CHP’li Tekin: İstanbul’la ilgili hayallerim çok büyük

CHP’li Tekin: İstanbul’la ilgili hayallerim çok büyük
6 Ekim 2018 10:00

CHP İstanbul Milletvekili Gürsel Tekin, partisinin kendisini İstanbul Büyükşehir Belediye Başkanlığı’na aday göstermesi halinde projelerini YURT gazetesinden Özgür Tuğrul’a anlattı.

 

 

 

RÖPORTAJ: Özgür TUĞRUL/Yurt

 

CHP İstanbul Milletvekili Gürsel Tekin ile yerel seçimdeki İstanbul adaylığına ve İstanbul’un sorunlarına ilişkin uzunca bir sohbet gerçekleştirdik…

 

İstanbul’la ilgili hayallerim çok büyük

 

İstanbul’la ilgili en büyük hayaliniz nedir?

 

“Siyaset” kelimesinin ne kadar kirlendiğinin farkındayım. Bu yüzden siyaset kelimesinden sonra aklımızda çağrışan ilk kelimelerden biri hayal değil. Hatta o ilk kelimeler arasında olumlu diyebileceğimiz, insanın içini ısıtan başka bir kelime de yok. İstanbul’la ilgili bir İstanbullu olarak hayallerim çok büyük. “Senin bütün sokak aralarını gördüm ben” der ya şair, 4 yıl önce bütün makam mevki ne varsa bıraktım o mısra gibi İstanbul’u dolaştım. Şehirciliğe dair söyleyecek sözü olan herkesin kapısını çaldım. Doktora yapar gibi çalıştım. Dünyanın en iyi üniversitelerindeki akademisyenlerle görüştüm. Konunun uzmanı neredeyse ayağına gittim.
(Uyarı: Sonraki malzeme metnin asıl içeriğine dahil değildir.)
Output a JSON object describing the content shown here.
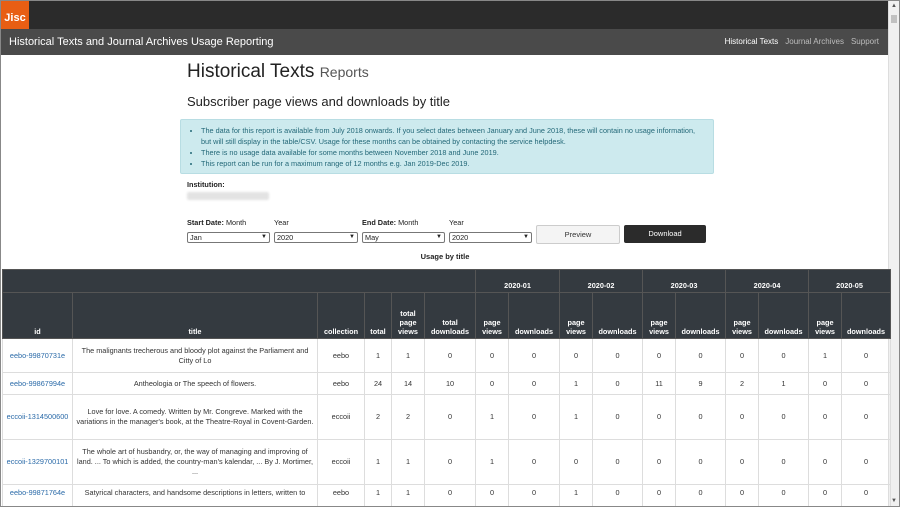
{
  "header": {
    "logo_text": "Jisc"
  },
  "nav": {
    "title": "Historical Texts and Journal Archives Usage Reporting",
    "links": [
      {
        "label": "Historical Texts",
        "active": true
      },
      {
        "label": "Journal Archives",
        "active": false
      },
      {
        "label": "Support",
        "active": false
      }
    ]
  },
  "page": {
    "title": "Historical Texts",
    "subtitle": "Reports",
    "report_title": "Subscriber page views and downloads by title"
  },
  "info": {
    "bullets": [
      "The data for this report is available from July 2018 onwards. If you select dates between January and June 2018, these will contain no usage information, but will still display in the table/CSV. Usage for these months can be obtained by contacting the service helpdesk.",
      "There is no usage data available for some months between November 2018 and June 2019.",
      "This report can be run for a maximum range of 12 months e.g. Jan 2019-Dec 2019."
    ]
  },
  "form": {
    "institution_label": "Institution:",
    "start_label": "Start Date:",
    "end_label": "End Date:",
    "month_label": "Month",
    "year_label": "Year",
    "start_month": "Jan",
    "start_year": "2020",
    "end_month": "May",
    "end_year": "2020",
    "preview_label": "Preview",
    "download_label": "Download"
  },
  "table": {
    "caption": "Usage by title",
    "months": [
      "2020-01",
      "2020-02",
      "2020-03",
      "2020-04",
      "2020-05"
    ],
    "headers": {
      "id": "id",
      "title": "title",
      "collection": "collection",
      "total": "total",
      "total_page_views": "total page views",
      "total_downloads": "total downloads",
      "page_views": "page views",
      "downloads": "downloads"
    },
    "rows": [
      {
        "id": "eebo-99870731e",
        "title": "The malignants trecherous and bloody plot against the Parliament and Citty of Lo",
        "collection": "eebo",
        "total": "1",
        "tpv": "1",
        "tdl": "0",
        "m": [
          "0",
          "0",
          "0",
          "0",
          "0",
          "0",
          "0",
          "0",
          "1",
          "0"
        ]
      },
      {
        "id": "eebo-99867994e",
        "title": "Antheologia or The speech of flowers.",
        "collection": "eebo",
        "total": "24",
        "tpv": "14",
        "tdl": "10",
        "m": [
          "0",
          "0",
          "1",
          "0",
          "11",
          "9",
          "2",
          "1",
          "0",
          "0"
        ]
      },
      {
        "id": "eccoii-1314500600",
        "title": "Love for love. A comedy. Written by Mr. Congreve. Marked with the variations in the manager's book, at the Theatre-Royal in Covent-Garden.",
        "collection": "eccoii",
        "total": "2",
        "tpv": "2",
        "tdl": "0",
        "m": [
          "1",
          "0",
          "1",
          "0",
          "0",
          "0",
          "0",
          "0",
          "0",
          "0"
        ]
      },
      {
        "id": "eccoii-1329700101",
        "title": "The whole art of husbandry, or, the way of managing and improving of land. ... To which is added, the country-man's kalendar, ... By J. Mortimer, ...",
        "collection": "eccoii",
        "total": "1",
        "tpv": "1",
        "tdl": "0",
        "m": [
          "1",
          "0",
          "0",
          "0",
          "0",
          "0",
          "0",
          "0",
          "0",
          "0"
        ]
      },
      {
        "id": "eebo-99871764e",
        "title": "Satyrical characters, and handsome descriptions in letters, written to",
        "collection": "eebo",
        "total": "1",
        "tpv": "1",
        "tdl": "0",
        "m": [
          "0",
          "0",
          "1",
          "0",
          "0",
          "0",
          "0",
          "0",
          "0",
          "0"
        ]
      }
    ]
  }
}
Yerel yönetim alanında Türkiye’de ve dünyada en başarılı örneklere kim imza attıysa onunla görüştüm. Viyana’ysa Viyana, Amsterdam’sa Amsterdam, Barcelona ise Barcelona en iyi uygulamaları büyük bir hassasiyetle inceledim. En büyük hayalim İstanbul deyince akıllarda çağrışan ilk kelimeleri değiştirmek. İstanbul deyince huzur, güvenlik, dünyaya örnek olacak bir marka kent ve refah akla gelsin istiyorum.

İstanbul’un son 20-30 yılda yaşadığı dönüşümü nasıl yorumluyorsunuz?

Ülkenin tüm yükünü omuzlayan bir şehir İstanbul. Nüfus sürekli arttı, artan nüfusun ihtiyaçlarını karşılamak için de kökten bir dönüşüm gerekiyordu. Bu yapılmadı. Tüm ülkenin iktisadi kaderini beton lobisine bağlayanların İstanbul için de başka bir fikri yoktu. Atılan her adımda şehir olduğundan daha kaotik bir hale geldi. İstanbul doğasını ve kimliğini kaybetmeye başladı. İstanbul gibi bir şehir kısa vadeli planlarla yönetilemez. Yapılacan planların vadesi bir insan ömrünü aşmalıdır. Böyle olmadığında yamalı bohçaya dönen yollar, çirkin binalar, plansız semtler kaçınılmaz olur. Benim İstanbul’um yüz yıl sonra da faydası görülecek projelere sahip olacak. İstanbul yere değil ufka bakan bir yaklaşımla yönetilecek.